ただ、このバリウム検査も、レントゲン撮影前にバリウムを飲む必要があり、人によってはつらい便秘を引き起こすことがあります。
また、胃カメラ検査に比べて胃の内部の小さな病変を発見できない場合があり、なんらかの異常が発覚した場合は後日改めて胃カメラ検査を行う必要があったりします。

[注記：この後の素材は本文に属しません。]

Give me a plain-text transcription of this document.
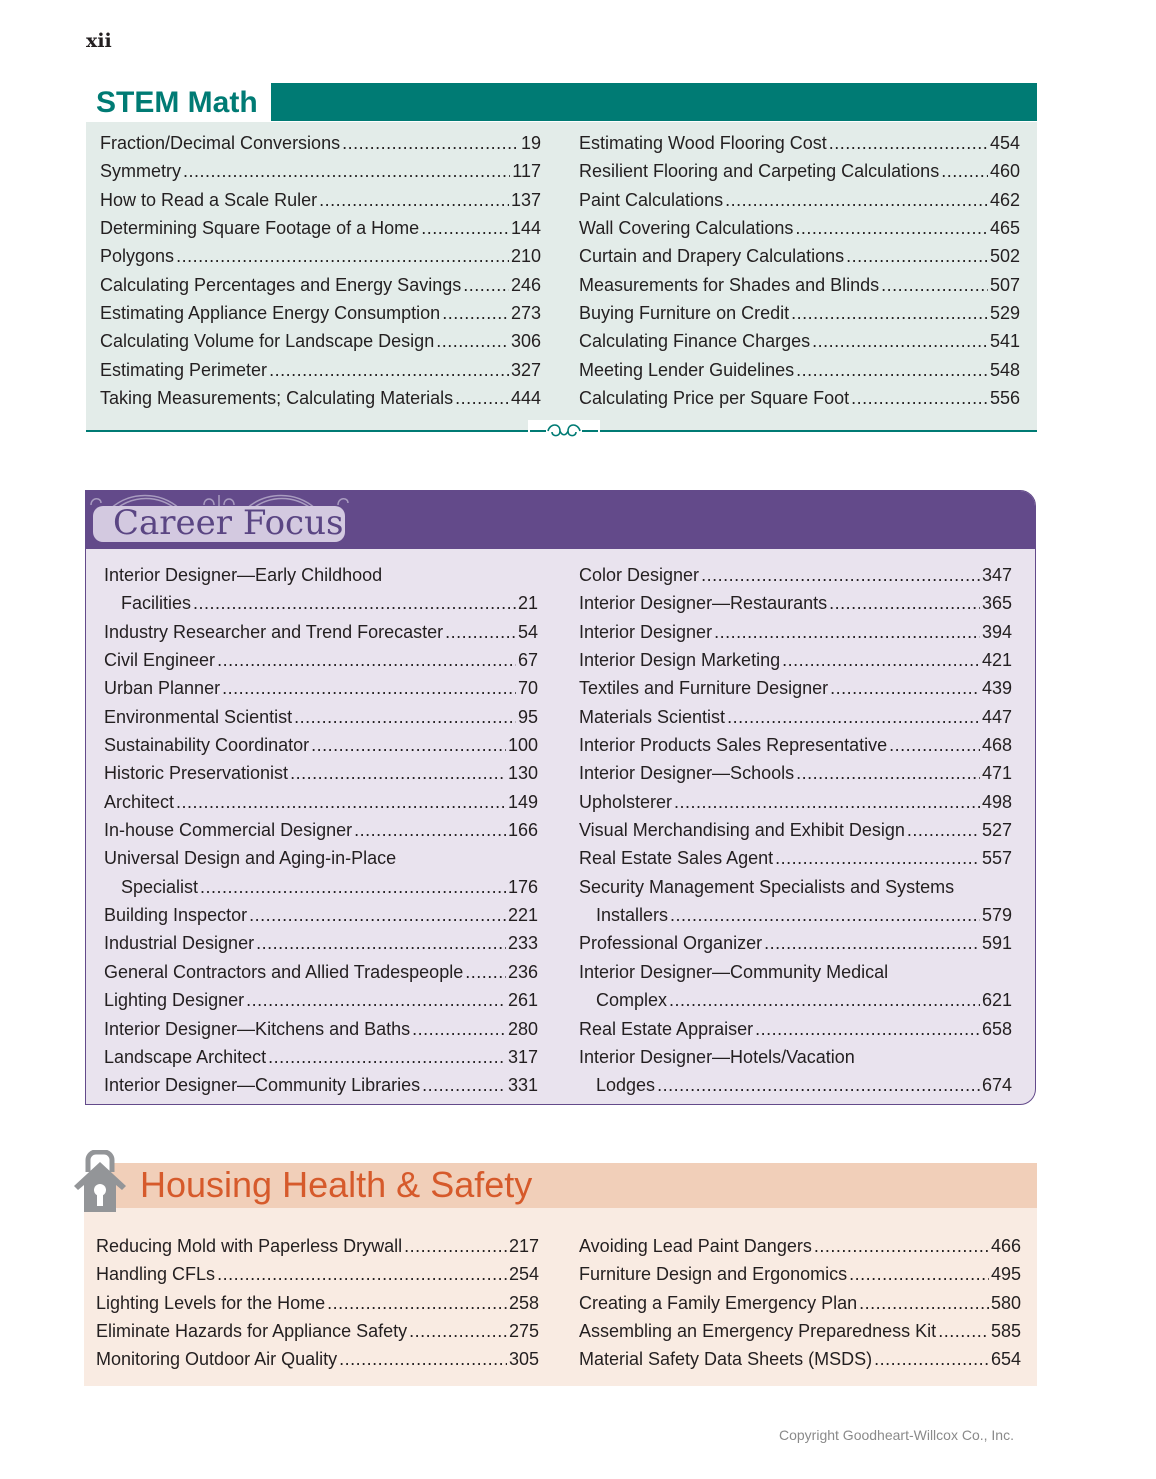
xii
STEM Math
Fraction/Decimal Conversions .....	19
Symmetry .....	117
How to Read a Scale Ruler .....	137
Determining Square Footage of a Home .....	144
Polygons .....	210
Calculating Percentages and Energy Savings .....	246
Estimating Appliance Energy Consumption .....	273
Calculating Volume for Landscape Design .....	306
Estimating Perimeter .....	327
Taking Measurements; Calculating Materials .....	444
Estimating Wood Flooring Cost .....	454
Resilient Flooring and Carpeting Calculations .....	460
Paint Calculations .....	462
Wall Covering Calculations .....	465
Curtain and Drapery Calculations .....	502
Measurements for Shades and Blinds .....	507
Buying Furniture on Credit .....	529
Calculating Finance Charges .....	541
Meeting Lender Guidelines .....	548
Calculating Price per Square Foot .....	556
Career Focus
Interior Designer—Early Childhood
Facilities .....	21
Industry Researcher and Trend Forecaster .....	54
Civil Engineer .....	67
Urban Planner .....	70
Environmental Scientist .....	95
Sustainability Coordinator .....	100
Historic Preservationist .....	130
Architect .....	149
In-house Commercial Designer .....	166
Universal Design and Aging-in-Place
Specialist .....	176
Building Inspector .....	221
Industrial Designer .....	233
General Contractors and Allied Tradespeople ..... 236
Lighting Designer .....	261
Interior Designer—Kitchens and Baths .....	280
Landscape Architect .....	317
Interior Designer—Community Libraries .....	331
Color Designer .....	347
Interior Designer—Restaurants .....	365
Interior Designer .....	394
Interior Design Marketing .....	421
Textiles and Furniture Designer .....	439
Materials Scientist .....	447
Interior Products Sales Representative .....	468
Interior Designer—Schools .....	471
Upholsterer .....	498
Visual Merchandising and Exhibit Design .....	527
Real Estate Sales Agent .....	557
Security Management Specialists and Systems
Installers .....	579
Professional Organizer .....	591
Interior Designer—Community Medical
Complex .....	621
Real Estate Appraiser .....	658
Interior Designer—Hotels/Vacation
Lodges .....	674
Housing Health & Safety
Reducing Mold with Paperless Drywall .....	217
Handling CFLs .....	254
Lighting Levels for the Home .....	258
Eliminate Hazards for Appliance Safety .....	275
Monitoring Outdoor Air Quality .....	305
Avoiding Lead Paint Dangers .....	466
Furniture Design and Ergonomics .....	495
Creating a Family Emergency Plan .....	580
Assembling an Emergency Preparedness Kit .....	585
Material Safety Data Sheets (MSDS) .....	654
Copyright Goodheart-Willcox Co., Inc.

胃カメラ検査、バリウム検査ともにけっして楽な検査ではありませんので、なかなか受診率が上がらないというのが現状のようです。

仕事中にはつらいバリウム検査

出張健診で企業に出向いてバリウム検査を行うことは多々ありましたが、平日の日中に仕事の合間を縫って検査することが多いので、とても嫌がる受診者の方は多かったです。
検査終了後には下剤を飲んで少しでも早く飲み込んだバリウムを排出しなければなりませんが、頻繁にトイレに行くことになると落ち着いて仕事ができたものではありません。
中には健診終了後に商談、営業などに出かける予定の受診者もおり、バリウムがお腹に入ったまま出かけるのは正直しんどいです。

採血

frolicsomepl / Pixabay

血液検査による胃がんリスク検診「ペプシノーゲン」

バリウムも胃カメラもなかなか大変な検査ですが、そこで近年注目されているのが血液検査だけで胃がんリスク検診ができる「ペプシノーゲン」です。
ペプシノーゲン法は、血液で胃粘膜の状態などを診断でき、バリウム検査よりも胃がんなどの病変、早期胃がんの発見精度が高いと注目されています。
バリウムを飲む必要がないため、検査後に頻繁にトイレに行く心配もありません。
また、検査前に食事を控えて胃の中を空にする必要もありません。
出張健診などで仕事の合間を縫って検査をする場合もとても楽ですし、胃がん検診対象外の若年者にもオススメです。
これまでのバリウム検査に変わる胃の検査法として、このペプシノーゲンを実施する健診機関は増えています。

ペプシノーゲンとピロリ菌

ABC検診って聞いたことがある人は多いのではないでしょうか?
ABC検診とはペプシノーゲンとピロリ菌検査を同時実施し、胃がんリスクをA〜D群まで分類する検診のことです。
胃がんの発生にはピロリ菌の有無が影響しているとも言われており、ペプシノーゲン法とピロリ菌検査を同時検査することで、より精密な検査が可能となっています。
ピロリ菌検査ももちろん血液検査(採血)で可能です。

この検査でA群に分類された場合は通常異常なしと診断されますが、B群〜D群に分類された場合が二次検査(胃カメラ検査等)が必要になります。

最終的には胃カメラ検査などの精密検査は必要

ペプシノーゲンとピロリ菌検査は、これまでのバリウム検査に変わる胃がんリスク検診としてとても有効ですが、最終的にはやはり胃カメラ検査などの精密検査が必要になります。
通常の定期健康診断にプラスして定期的に検査することはオススメです。
また、胃がんリスク検診でB群〜D群に分類された場合は二次検査(胃カメラ検査等)や、定期的な胃カメラ検査等が必要になる場合があります。
なお、胃になんらかの自覚症状がある場合は、検査結果に関係なく医師にご相談下さい。

健診機関にもよりますが、これらの胃がんリスク検診は定期健康診断に含まれておらずオプション検査とされていることが多いですので、基本的には別料金になっております。
ぜひ受診したいという方は、健診機関にご相談、お問い合わせされることをオススメします。